家まであと10分と言う所で誰かの怒鳴るような声を聞き、そちらへ目を向けるルード。
「あいつは…」
見覚えのある顔…。
「帰ってくれッ父さん!もうここには、あんたにやる金はないんだッ!」
茶髪で細長身の人物がアパートの戸の前で父と呼ぶ人物を中に入れまいと必死に抵抗していた……。
「嘘を言うなッ」
父親は息子よりもやや背が高く、大きな子供がいるようには見えないくらい若い顔と身体つきをしている。

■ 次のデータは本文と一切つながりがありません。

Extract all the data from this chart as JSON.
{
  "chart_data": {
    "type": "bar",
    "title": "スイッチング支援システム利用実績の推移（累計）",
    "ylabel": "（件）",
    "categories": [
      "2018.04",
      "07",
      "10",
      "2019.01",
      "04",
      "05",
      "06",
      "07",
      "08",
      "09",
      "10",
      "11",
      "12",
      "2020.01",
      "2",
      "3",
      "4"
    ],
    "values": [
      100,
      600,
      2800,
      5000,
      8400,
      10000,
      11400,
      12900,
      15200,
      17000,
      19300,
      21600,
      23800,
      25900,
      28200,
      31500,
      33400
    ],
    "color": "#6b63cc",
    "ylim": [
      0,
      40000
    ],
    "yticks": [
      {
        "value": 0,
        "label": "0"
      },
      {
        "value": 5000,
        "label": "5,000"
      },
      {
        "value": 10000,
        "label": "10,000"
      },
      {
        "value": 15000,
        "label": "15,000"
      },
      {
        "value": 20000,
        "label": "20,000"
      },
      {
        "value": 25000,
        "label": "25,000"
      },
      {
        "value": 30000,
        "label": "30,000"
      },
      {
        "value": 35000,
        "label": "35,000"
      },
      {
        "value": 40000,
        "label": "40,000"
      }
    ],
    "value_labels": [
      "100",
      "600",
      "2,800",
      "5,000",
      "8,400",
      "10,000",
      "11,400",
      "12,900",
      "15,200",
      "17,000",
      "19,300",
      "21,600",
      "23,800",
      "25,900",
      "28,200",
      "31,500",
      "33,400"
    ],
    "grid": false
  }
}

「いいかげんにしろよッ!父さんがマジメに働かないから母さんもッ」
バシッ!
父は息子のその言葉に反応し、顔をこぶしで殴りつける。
「痛ッ、いつもそうだッあんたは自分の都合が悪くなったら暴力にうったえる!」
殴った相手を睨みつける。
「うるさいッ!誰がお前を、ここまで育てたと思ってるんだッ」
「俺はあんたに育てられたなんて思ってないッ!」
「なにッ!」
「思える訳ないだろッいいから帰ってくれっ!」
強く父の身体を押して帰るよう促すが、相手もかなり力があり、無理にでも割り込もうとする。
「中へ入れろッ」
「やめろよっ!おっさん!!」
いきなり割り込んできた小さな身体に、二人は一時動きを止める……。
ルードは見ていられなくて二人を止めに入ったのだ。
「なんだッ関係ない奴は引っ込んでろッ」
父親の方がルードを怒鳴る。
「嫌だね!この人、家に入れたくないって言ってんじゃん!」
怒鳴る声にも怖気付く事なくまっすぐ言い返す。
突然の加勢に息子は驚く。
「うるさいッ!殴り飛ばされたいのかっ!」
さらに、カッとなってこぶしを振り上げて、息子をかばう子供に怒鳴る……。
「すれば!でも、おれの父さん警察官だから、あとから困ることになるよ!おっさんッ」
頭の良いウソをつくルード。
「ちッ…ガキがッ」
それを聞いてヤマシイことがあるのか、悔しそうに退散していく父親だった…。
「…お前は…?」
半ばボウ然とやりとりを見ていた息子、いきなり現れた金髪の少年に静かに声をかける。
「どーも、あんたの家ここだったんだな…ユウだっけ?」
ルードは、明るく話しかける…
「え…知っているのか、俺の事…」
「おれ、アキラ…、じゃない、サクヤの家に居候してて、この前あんたらビデオ撮りに来ただろ、あのとき、おれベランダに居たんだ、アキラが隠してくれて……」
「…そう、か、あの時の事、すまないことをしたとサクヤに伝えておいて欲しい…」
顔をふせ、静かに頼む。
「アキラも分かってたよ、あんたが望んでやったんじゃないって事…」
「……あぁ…」
「さっきのって、ユウの父親?」
「…あぁそうだ」
短く頷くユウ。
「あんまり似てないなぁユウと」
「……俺は母親似だから」
無表情でルードの言葉に答える。
「あいつ、一体何しにお前んトコ来るんだ?金?」
気になって聞いてみる。
「あぁ、そうだ…働きもせず、俺の金を奪いに来る。それに……」
ユウはそこまで言いかけてやめる。
「それに?何?」
気になり問うが…
「いや、なんでもないんだ」
ユウは少し笑い首を振る。
「…ユウ?」
「今日は本当に助かった。家が近いのか?」
何げに聞く…。
「うん、すぐそこ、アキラんち、おれの家の向かい側にあるんだ」
笑顔で答える。
「……アキラ」
サクヤの本名、静かに呼んでみる。
「……?」
その様子をじっと見て、ルードはユウの殴られてはれた頬に触れる。
ハッとルードを見る。
「大丈夫か?手当しようか?」
やさしく言ってくるルード。
「い、いや、このくらい平気だ」
一歩さがりながら手をよけて言い返す。
「そう?じゃお大事に!またなっ」
そのまま走って帰っていく。
「またなって…」
本名も知らない同士なのに、もう合わないだろうと心に思いながらアパートの戸を開くみずき。
その途端、後ろから強い力で突き飛ばされる。
……ドンッ!
勢いで倒れ込むみずき。
「ッと、父さん!?帰ったんじゃ…」
父は部屋の中に入り、戸をバタンと閉める。
「金がないんだッ何もできねぇのに帰れるかッ!」
そう言いながら家に上がり、部屋の引き出しなど荒らしていく父親。
「ッやめろ!もう父さんにやる金はないッ!」
部屋を荒らしまわる人物を身体ごと止めに入る。
近づいたスキにみずきの財布を抜きとる…。
「ッそれはッ!返せ」
「あるじゃないか、一枚は置いてやるよ!」
中身を確認して万札五枚のうち四枚を取る。
「っ、その金はッ俺がッ」
みずきの言葉が途中でとぎれる。
父親がみずきを蹴り飛ばしたからだ…。